The new employee does not speak in the story although we can see that there was dialogue. “I’m glad you asked that” (Orozco 3). We assume that the new employee asks a question but the narrator does not include it in the story. By so doing, the narrator demonstrates that the new employee who is the listener is completely insignificant.
Similarly, the job that the new employee is to partake is insignificant to the story. The story is set in a conventional office environment. “Those are the offices and these are the cubicles” (Orozco 1). The narrator uses this setting to make the lives and behaviors of employees appear more disgraceful.
The narrator shifts from orientating the new employee to the general office to revealing about personal lives of the employees. He tells us about Russell Nash and his lust for Amanda Pierce. Apparently, discussing such information in an office environment is absurd.
Assuming that the narrator and the new employee had never met before, the narrator ought to have restrained from discussing sexual relationships of other employees because he risked embarrassing the listener. Under normal circumstances, such discussions only happen between people who are close to each other.
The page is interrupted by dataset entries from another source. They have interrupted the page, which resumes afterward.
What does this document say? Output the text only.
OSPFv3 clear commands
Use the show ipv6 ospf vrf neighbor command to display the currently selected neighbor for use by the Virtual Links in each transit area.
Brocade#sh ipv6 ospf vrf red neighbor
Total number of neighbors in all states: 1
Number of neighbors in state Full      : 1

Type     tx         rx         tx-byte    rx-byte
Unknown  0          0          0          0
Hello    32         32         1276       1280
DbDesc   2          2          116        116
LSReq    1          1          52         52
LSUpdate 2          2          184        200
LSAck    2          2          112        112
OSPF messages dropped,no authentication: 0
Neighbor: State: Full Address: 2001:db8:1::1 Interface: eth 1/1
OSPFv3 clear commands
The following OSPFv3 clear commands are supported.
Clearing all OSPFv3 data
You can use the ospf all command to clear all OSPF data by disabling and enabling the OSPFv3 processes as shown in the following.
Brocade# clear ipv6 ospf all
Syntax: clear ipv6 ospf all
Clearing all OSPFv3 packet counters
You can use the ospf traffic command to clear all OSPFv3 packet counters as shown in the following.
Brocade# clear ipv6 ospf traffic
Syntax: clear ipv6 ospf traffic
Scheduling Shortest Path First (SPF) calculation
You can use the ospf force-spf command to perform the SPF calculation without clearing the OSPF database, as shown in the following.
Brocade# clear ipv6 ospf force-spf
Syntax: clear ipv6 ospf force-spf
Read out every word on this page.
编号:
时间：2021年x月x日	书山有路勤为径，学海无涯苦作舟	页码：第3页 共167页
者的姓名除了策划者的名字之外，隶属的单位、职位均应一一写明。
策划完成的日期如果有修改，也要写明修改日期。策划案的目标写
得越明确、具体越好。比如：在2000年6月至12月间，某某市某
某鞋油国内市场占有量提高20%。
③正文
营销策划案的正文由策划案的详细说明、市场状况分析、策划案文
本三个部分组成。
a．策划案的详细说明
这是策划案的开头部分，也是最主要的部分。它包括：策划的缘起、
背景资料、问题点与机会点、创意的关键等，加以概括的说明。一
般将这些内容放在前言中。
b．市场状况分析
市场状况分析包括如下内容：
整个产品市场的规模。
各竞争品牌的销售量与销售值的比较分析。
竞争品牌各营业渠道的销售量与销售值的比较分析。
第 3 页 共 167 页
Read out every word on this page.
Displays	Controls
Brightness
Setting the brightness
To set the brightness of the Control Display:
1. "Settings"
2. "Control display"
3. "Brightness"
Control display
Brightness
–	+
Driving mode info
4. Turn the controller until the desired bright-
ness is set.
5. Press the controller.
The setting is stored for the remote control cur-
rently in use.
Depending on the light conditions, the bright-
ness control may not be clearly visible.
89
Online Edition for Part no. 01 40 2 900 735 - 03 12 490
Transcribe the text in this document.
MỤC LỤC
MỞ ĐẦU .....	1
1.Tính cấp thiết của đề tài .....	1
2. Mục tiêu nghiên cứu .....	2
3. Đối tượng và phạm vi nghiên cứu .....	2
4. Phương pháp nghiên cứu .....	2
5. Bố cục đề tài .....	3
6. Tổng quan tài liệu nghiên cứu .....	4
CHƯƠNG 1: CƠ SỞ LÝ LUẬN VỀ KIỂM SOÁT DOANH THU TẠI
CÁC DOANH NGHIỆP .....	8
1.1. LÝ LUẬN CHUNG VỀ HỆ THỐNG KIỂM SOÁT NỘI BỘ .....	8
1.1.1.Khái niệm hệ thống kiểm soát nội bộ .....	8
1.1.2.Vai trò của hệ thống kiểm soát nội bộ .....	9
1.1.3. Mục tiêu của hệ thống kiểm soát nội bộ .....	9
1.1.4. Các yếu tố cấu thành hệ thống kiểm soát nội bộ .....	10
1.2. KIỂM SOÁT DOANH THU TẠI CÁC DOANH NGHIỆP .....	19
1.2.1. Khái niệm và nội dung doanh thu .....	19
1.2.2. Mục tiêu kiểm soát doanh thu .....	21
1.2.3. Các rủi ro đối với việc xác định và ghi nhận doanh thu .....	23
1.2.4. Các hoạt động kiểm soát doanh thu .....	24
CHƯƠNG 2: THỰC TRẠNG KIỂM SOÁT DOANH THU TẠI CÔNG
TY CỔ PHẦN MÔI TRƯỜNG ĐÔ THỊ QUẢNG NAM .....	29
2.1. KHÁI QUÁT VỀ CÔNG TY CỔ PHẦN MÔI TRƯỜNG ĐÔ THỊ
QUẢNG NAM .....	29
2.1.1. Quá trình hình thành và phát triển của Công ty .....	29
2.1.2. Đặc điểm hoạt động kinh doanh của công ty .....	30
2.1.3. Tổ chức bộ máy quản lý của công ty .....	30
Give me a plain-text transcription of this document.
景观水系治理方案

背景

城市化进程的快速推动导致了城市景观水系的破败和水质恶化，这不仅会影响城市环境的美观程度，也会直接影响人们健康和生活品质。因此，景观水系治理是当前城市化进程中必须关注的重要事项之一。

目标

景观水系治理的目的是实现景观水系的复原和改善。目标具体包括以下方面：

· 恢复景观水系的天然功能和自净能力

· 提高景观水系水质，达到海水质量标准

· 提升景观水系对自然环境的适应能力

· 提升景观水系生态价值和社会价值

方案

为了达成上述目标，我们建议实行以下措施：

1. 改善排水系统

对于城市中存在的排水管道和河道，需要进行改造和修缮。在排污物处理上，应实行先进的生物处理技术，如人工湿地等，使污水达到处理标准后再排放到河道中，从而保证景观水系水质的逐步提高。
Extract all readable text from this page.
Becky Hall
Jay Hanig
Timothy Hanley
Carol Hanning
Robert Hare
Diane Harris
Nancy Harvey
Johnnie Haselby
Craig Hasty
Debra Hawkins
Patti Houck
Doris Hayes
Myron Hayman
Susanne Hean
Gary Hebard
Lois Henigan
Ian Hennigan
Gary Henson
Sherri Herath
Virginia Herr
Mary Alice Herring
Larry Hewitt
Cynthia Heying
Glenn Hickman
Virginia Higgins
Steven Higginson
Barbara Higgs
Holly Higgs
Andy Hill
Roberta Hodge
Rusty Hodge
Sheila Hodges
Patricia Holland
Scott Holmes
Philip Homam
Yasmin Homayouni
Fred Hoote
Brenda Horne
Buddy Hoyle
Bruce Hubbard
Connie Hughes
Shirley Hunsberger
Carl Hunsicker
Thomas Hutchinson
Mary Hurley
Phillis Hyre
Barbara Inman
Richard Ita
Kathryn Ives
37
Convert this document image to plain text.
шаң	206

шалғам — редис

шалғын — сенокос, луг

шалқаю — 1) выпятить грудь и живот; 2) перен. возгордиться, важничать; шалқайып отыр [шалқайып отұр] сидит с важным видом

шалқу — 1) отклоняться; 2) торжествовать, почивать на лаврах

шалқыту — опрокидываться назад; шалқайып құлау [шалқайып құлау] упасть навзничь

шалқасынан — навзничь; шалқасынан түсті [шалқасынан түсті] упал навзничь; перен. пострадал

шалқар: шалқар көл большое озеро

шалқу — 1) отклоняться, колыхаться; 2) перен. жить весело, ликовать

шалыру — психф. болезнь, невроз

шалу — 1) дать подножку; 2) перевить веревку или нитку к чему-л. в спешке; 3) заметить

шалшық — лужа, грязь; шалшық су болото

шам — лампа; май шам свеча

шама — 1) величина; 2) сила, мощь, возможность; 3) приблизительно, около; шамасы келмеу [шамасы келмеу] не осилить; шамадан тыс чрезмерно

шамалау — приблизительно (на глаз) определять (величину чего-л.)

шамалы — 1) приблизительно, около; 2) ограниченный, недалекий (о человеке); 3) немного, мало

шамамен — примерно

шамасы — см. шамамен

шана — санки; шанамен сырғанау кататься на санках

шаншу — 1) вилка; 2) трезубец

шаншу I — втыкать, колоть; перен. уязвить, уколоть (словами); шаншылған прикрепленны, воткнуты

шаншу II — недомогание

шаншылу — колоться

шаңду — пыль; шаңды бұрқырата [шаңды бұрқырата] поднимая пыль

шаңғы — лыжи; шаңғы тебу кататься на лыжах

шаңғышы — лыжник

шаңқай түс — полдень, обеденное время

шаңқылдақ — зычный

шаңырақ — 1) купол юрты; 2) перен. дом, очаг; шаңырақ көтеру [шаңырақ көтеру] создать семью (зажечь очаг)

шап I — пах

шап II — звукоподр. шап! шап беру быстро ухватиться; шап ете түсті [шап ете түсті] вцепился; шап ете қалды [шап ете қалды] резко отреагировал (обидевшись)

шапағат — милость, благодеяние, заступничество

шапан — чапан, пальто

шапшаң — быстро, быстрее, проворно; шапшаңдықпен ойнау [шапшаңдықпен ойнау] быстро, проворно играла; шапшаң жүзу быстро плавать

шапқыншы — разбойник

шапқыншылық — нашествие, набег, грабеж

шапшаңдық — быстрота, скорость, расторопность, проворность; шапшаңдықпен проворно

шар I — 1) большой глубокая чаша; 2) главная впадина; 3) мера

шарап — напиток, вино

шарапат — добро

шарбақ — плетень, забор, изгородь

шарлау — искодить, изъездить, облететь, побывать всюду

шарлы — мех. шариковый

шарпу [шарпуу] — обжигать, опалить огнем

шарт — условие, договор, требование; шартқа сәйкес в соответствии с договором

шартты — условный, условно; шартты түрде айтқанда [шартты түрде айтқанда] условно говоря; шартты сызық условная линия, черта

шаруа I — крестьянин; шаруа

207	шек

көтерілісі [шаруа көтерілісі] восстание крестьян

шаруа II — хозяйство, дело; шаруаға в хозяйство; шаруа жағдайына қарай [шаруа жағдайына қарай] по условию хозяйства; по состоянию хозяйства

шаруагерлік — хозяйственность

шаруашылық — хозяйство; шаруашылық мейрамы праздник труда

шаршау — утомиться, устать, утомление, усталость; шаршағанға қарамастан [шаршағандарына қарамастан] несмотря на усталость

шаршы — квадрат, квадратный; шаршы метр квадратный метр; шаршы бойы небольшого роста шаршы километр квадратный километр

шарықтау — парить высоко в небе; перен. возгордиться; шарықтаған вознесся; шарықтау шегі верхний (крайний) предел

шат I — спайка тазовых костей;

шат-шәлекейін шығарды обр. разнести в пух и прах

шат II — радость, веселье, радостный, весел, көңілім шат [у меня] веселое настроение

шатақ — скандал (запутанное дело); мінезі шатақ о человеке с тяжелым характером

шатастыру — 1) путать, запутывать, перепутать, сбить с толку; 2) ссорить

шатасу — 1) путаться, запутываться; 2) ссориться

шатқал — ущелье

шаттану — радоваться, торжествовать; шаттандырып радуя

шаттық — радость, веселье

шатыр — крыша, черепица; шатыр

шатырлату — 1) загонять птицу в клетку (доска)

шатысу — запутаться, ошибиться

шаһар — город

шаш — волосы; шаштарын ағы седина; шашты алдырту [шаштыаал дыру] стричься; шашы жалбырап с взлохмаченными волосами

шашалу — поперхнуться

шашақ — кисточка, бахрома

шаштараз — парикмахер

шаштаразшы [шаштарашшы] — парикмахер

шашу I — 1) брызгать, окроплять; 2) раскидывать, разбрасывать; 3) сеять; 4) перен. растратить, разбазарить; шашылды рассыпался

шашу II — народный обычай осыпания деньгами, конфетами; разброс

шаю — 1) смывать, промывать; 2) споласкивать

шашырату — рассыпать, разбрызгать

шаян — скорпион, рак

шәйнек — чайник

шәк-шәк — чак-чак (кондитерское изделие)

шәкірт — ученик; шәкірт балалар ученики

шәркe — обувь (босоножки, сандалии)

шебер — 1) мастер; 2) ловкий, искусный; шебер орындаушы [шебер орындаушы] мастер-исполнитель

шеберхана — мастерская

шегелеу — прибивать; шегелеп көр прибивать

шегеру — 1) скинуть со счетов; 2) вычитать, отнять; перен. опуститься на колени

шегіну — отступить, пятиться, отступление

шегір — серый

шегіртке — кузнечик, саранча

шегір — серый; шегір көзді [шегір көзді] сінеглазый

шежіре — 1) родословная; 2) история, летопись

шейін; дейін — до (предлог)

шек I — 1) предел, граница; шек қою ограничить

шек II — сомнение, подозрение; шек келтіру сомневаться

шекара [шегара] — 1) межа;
The narrator maintains a professional stance by refusing to comment on different sexual aspects of the employees. He only narrates events without sharing his mind about the same. For instance, he describes what Amanda’s husband does but he refrains from offering further comments (Orozco 4). This adds value to how the new employee perceives the information that the narrator shares.
The narrator also tells the new employee about his job limitations. “There are no personal phone calls allowed” (Orozco 1). The narrator then explains to the new employee about what he can do when there is need for an emergency call. “If you must make an emergency phone call, ask your supervisors first” (Orozco 1).
The narrator uses a professional tone in these two communications and creates a professional mood, which contradicts the idea of unprofessionalism when discussing personal information about employees.
The objects in this piece of literature are the offices and the cubicles. “Those are the offices and these are the cubicles” (Orozco 1). The narrator uses these objects to indicate to the new employee that he must act professionally as he is an official environment. These objects also instill caution in the new employee and that is why he listens cautiously and asks questions where he does not understand.
The story ends with a climax, as the narrator tells the new employee about Kelvin Howard, who is a serial killer. “Kevin Howard sits in that cubicle over there. He is a serial killer” (Orozco 5). The narrator goes ahead and explains how Kelvin mutilates people in town. He, however, clarifies that Kelvin only kills strangers.
By doing so, the narrator intends to assure the new employee that he is safe because under normal circumstances, an employee would scare the idea of working with a prominent serial killer.
The narrator also portrays Kelvin as a hardworking man who does not let his non-professional activities interfere with his professional duties. Supposedly, the new employee feels secure because he will not be a stranger to Kelvin, but a professional colleague who Kelvin cannot attack. Therefore, this conclusion works because the aim of orientation is to make people comfortable in new settings..
Orozco, Daniel. Orientation, New York: Faber & Faber, 2011. Print.